You also need a large plastic bag that you can put a gallon or so of water in. I used a couple plastic bags from the grocery store that you put produce in. I doubled them up to make them a little stronger.

As close to your performance as possible you fill the bag up with water, drop a large egg sized clump of the white waxed sand in there, then knot the top of the bag. 

There's one difficult part to this trick, but the difficult part is during the set-up, not the performance. You need to find somewhere out in the ocean where you can stash this load bag. I nailed the bag to the bottom of the dock (going through the top of the bag above the knot).
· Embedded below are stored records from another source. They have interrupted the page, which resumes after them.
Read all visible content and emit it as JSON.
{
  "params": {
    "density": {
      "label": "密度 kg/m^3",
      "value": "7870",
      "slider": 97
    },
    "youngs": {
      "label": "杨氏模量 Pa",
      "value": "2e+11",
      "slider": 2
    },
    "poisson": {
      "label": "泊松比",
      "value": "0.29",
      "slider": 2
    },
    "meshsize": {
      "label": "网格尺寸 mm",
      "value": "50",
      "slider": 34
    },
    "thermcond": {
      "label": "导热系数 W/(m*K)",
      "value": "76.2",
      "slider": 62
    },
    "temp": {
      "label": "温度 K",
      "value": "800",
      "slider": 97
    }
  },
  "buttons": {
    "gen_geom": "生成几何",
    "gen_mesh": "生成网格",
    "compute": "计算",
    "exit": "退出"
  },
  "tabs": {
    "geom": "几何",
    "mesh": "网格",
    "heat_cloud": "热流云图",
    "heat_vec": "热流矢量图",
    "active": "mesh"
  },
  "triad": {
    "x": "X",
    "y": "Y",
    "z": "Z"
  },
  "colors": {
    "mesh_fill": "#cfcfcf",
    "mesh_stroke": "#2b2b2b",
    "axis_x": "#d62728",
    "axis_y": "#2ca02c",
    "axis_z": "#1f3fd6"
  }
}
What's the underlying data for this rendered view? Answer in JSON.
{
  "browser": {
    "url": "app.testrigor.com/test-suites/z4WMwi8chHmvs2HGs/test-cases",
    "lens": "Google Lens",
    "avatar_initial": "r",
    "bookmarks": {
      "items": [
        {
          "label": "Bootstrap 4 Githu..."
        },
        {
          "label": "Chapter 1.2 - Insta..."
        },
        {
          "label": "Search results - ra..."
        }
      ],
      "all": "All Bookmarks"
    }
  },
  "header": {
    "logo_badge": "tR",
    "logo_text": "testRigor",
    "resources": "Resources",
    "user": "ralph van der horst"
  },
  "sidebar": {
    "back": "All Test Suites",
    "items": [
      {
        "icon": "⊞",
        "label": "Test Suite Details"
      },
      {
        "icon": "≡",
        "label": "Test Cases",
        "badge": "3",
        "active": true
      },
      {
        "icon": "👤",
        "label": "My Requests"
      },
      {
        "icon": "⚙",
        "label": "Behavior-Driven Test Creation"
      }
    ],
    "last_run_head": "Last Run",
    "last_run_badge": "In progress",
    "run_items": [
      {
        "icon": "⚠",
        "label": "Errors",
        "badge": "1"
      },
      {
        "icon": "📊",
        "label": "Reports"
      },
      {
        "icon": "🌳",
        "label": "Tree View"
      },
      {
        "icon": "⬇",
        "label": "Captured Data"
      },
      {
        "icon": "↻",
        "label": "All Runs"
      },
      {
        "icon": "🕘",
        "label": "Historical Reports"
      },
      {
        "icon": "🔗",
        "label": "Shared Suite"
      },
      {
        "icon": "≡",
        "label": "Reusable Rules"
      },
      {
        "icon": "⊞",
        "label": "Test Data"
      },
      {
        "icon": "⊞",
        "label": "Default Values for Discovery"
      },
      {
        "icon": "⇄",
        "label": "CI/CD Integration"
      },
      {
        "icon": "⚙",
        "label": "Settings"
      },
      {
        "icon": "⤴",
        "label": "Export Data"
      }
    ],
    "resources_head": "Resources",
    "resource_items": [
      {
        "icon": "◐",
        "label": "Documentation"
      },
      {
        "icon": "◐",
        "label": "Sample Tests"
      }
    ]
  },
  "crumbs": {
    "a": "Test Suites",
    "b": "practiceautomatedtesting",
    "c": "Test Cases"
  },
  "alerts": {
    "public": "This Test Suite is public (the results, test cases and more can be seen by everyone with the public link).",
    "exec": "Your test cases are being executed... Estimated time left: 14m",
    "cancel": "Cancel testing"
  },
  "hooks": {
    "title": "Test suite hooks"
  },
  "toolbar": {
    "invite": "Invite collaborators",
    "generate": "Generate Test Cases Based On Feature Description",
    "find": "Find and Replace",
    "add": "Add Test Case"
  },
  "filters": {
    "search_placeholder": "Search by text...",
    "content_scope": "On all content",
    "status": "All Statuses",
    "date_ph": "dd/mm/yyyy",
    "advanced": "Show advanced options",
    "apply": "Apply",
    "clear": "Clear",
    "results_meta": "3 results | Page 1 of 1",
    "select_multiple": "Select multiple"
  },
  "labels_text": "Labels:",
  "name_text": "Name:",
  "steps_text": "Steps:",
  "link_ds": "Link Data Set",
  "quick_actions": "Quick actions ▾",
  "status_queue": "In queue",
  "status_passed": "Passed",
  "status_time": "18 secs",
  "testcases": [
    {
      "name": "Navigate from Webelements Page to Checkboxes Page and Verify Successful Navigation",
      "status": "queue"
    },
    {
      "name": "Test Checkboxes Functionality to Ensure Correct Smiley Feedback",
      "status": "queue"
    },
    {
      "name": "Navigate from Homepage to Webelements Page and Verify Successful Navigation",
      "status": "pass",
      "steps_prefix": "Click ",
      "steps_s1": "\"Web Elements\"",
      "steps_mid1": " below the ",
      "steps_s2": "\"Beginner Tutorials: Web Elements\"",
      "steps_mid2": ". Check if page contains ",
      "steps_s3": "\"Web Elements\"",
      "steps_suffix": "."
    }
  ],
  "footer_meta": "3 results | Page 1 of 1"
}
Then when I went out to get the water I, loaded and unloaded the bucket a few times from the ocean water, and the last time I reached over the dock I pulled the bag off into the bucket, tore it open, and tossed the bag into the sea. [Edit: Some people are concerned about putting a produce bag in the ocean. Well, the good news is, in my case the ocean was a bro about this and secreted the bag away until later in the evening when it spit it back on the beach with perfect timing for me to dispose of. If you're concerned that might not happen, then you can shove the bag in your Speedo if -- unlike me-- you've got room.] My body and the dock covered these actions. But they were also covered by the fact that nothing had happened yet so people weren't overly suspicious. You go out towards the ocean with an empty bucket and come back with one filled with water and you don't have anything on you -- it makes sense that you got the water from the ocean.
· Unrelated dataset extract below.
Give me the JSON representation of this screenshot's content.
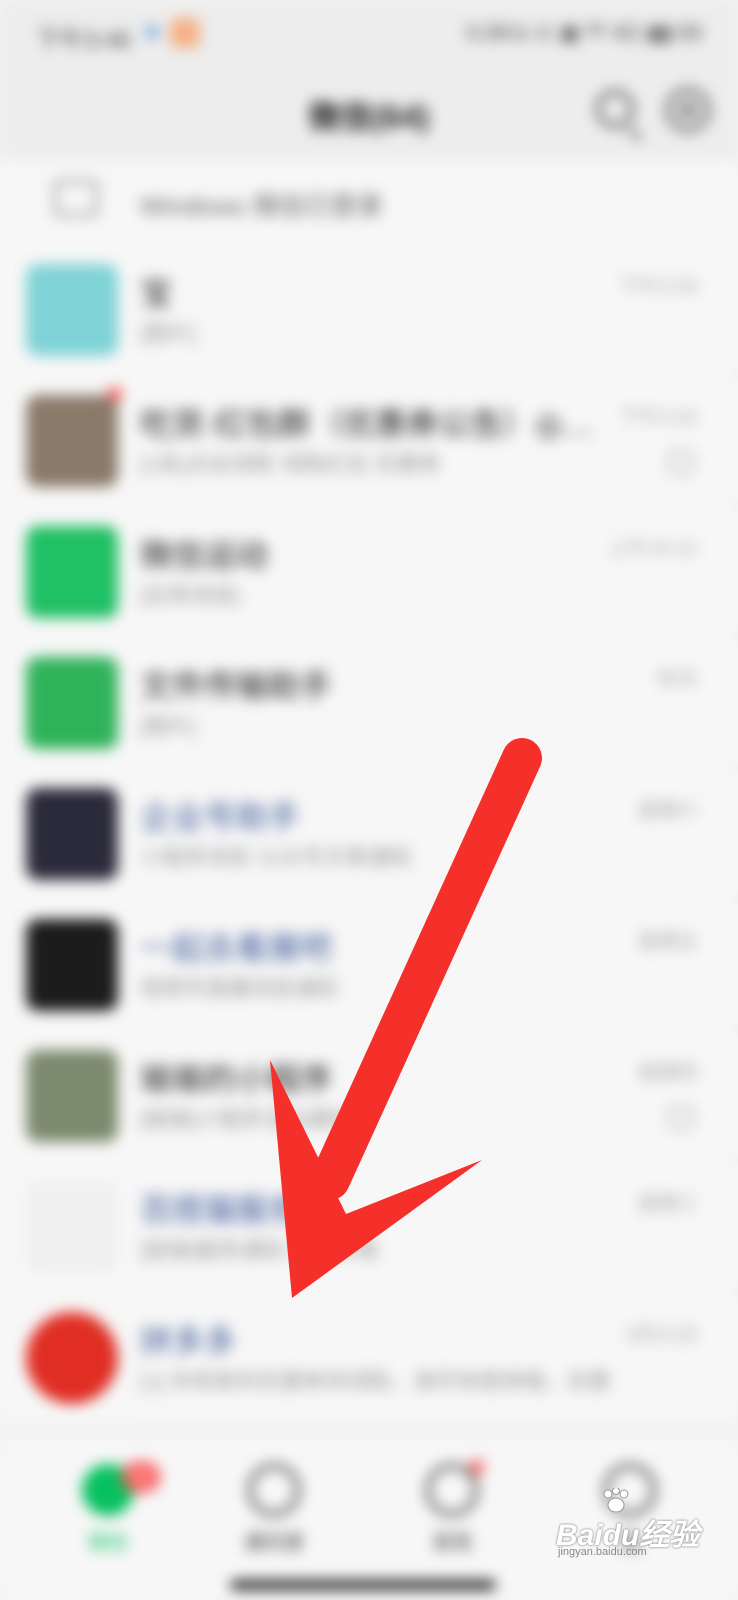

So look for a place to stash the bag, at the end of a dock, behind a jetski, on a buoy, or wherever. When I first considered the idea I thought of attaching it to the ocean floor with a tent stake, but I didn't know if that would work. I think it might if you could keep track of where you put it. (You attach the bag in water about waist deep. You scoop the bucket in the water and pull up the stake releasing the bag into the bucket. You dump out any ocean water that's in the bucket, then break the bag releasing the fresh water and waxed sand load. Dispose of the bag. Do it all with your back towards the people on the beach. If that would work you could seemingly get a bucket of water from the ocean with nothing else around.)
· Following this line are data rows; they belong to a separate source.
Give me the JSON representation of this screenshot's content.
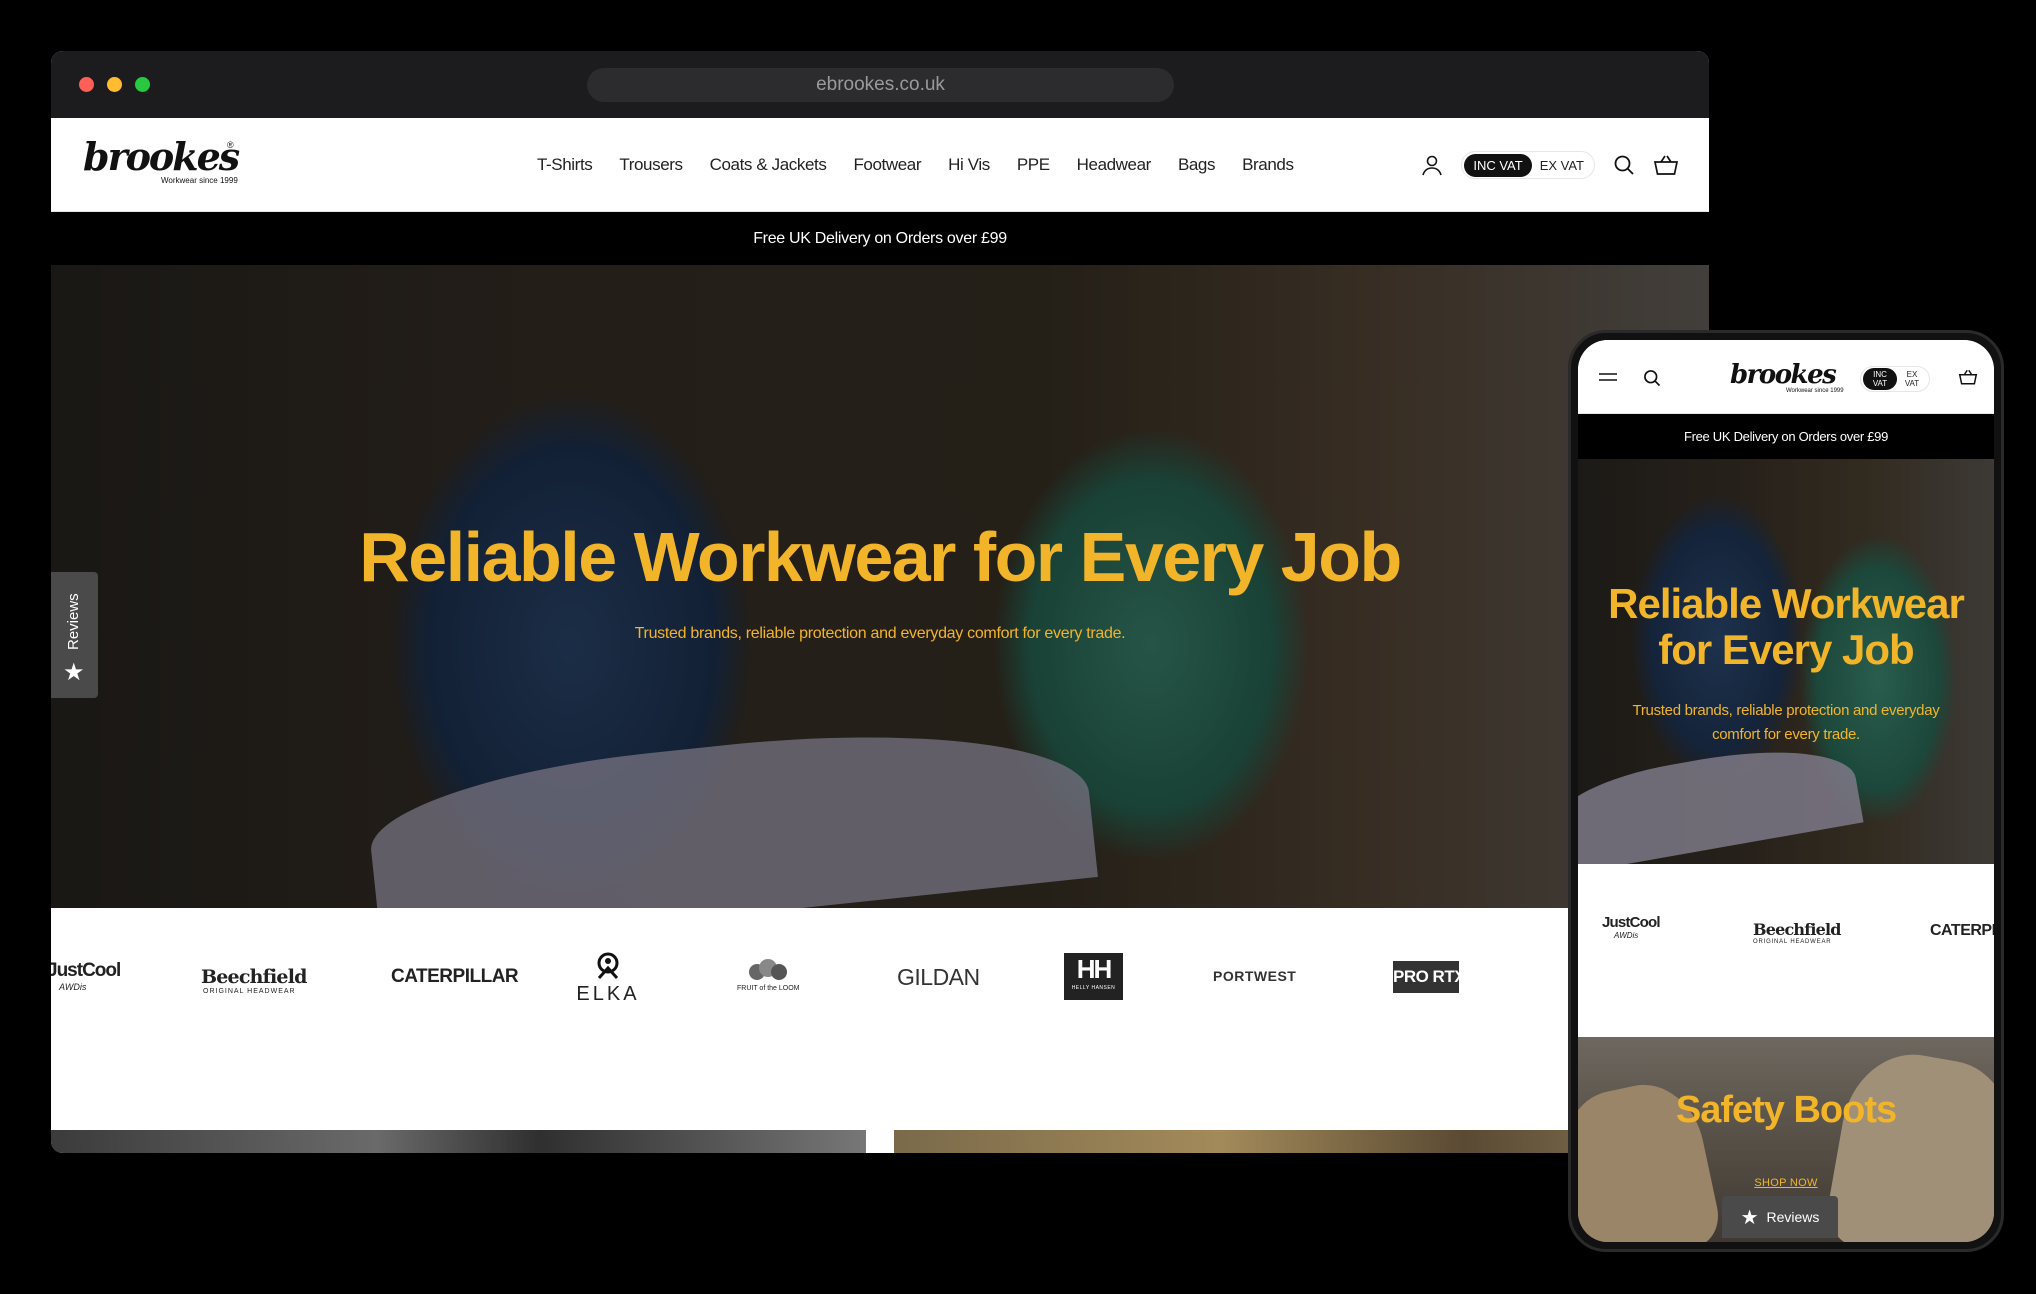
{
  "browser": {
    "url": "ebrookes.co.uk"
  },
  "logo": {
    "text": "brookes",
    "tagline": "Workwear since 1999",
    "reg": "®"
  },
  "nav": {
    "items": [
      "T-Shirts",
      "Trousers",
      "Coats & Jackets",
      "Footwear",
      "Hi Vis",
      "PPE",
      "Headwear",
      "Bags",
      "Brands"
    ]
  },
  "vat": {
    "on": "INC VAT",
    "off": "EX VAT",
    "mobile_on": "INC VAT",
    "mobile_off": "EX VAT"
  },
  "announcement": "Free UK Delivery on Orders over £99",
  "hero": {
    "title": "Reliable Workwear for Every Job",
    "subtitle": "Trusted brands, reliable protection and everyday comfort for every trade."
  },
  "reviews": {
    "label": "Reviews"
  },
  "brands": {
    "desktop": [
      "JustCool",
      "Beechfield",
      "CATERPILLAR",
      "ELKA",
      "FRUIT of the LOOM",
      "GILDAN",
      "HH",
      "PORTWEST",
      "PRO RTX"
    ],
    "mobile": [
      "JustCool",
      "Beechfield",
      "CATERPILLAR"
    ],
    "sublabels": {
      "justcool": "AWDis",
      "beechfield": "ORIGINAL HEADWEAR",
      "hh": "HELLY HANSEN"
    }
  },
  "mobile": {
    "hero_title": "Reliable Workwear for Every Job",
    "hero_subtitle": "Trusted brands, reliable protection and everyday comfort for every trade.",
    "boots_title": "Safety Boots",
    "boots_link": "SHOP NOW"
  },
  "colors": {
    "accent": "#f2b52a",
    "black": "#000000"
  }
}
You come back to the beach with a bucket of water. 

On the table is an opaque cup with a bunch of popcorn salt in the bottom of it. (Popcorn salt is very fine and dissolves quickly.) You poor some water from the bucket into the cup and give it to someone to hold onto. They are now holding salt water poured from the bucket. 

Then you swirl the water in the bucket with your right hand while your left hand supports it from the bottom. As you pull your right hand out, you slide the waxed sand ball up and against the side of the bucket. So now you're holding the bucket at the rim with your right hand and your right fingers are covering the sand ball, so the bucket looks empty other than the water and someone can reach into and feel around. Once they do you just go to swirl the water again and leave the sand ball back inside. You might think this is over-proving, and you may be right. It's a judgment call. I think at the very least you have to show the bucket only contains water at this point.

Look where we are. You got water from the ocean. You set some of it aside which anyone is free to taste. Someone has reached into the bucket and found nothing but water. And now you're in that same beautiful position from the original Sands of the Desert routine. With an absolutely empty hand you reach into the bucket. (Tip it towards them so they can really see your hand enter and exit the water). You come out with a handful of clearly dry "salt" that spills from your fingers. It's perfect. 

They can taste the water to see that it's now fresh. If someone wants they can taste the sample that was set aside and find that it really is saltwater. And then you make some Kool-Aid. (I actually came up with a way to de-Kool-Aid the water too, but it's overkill.)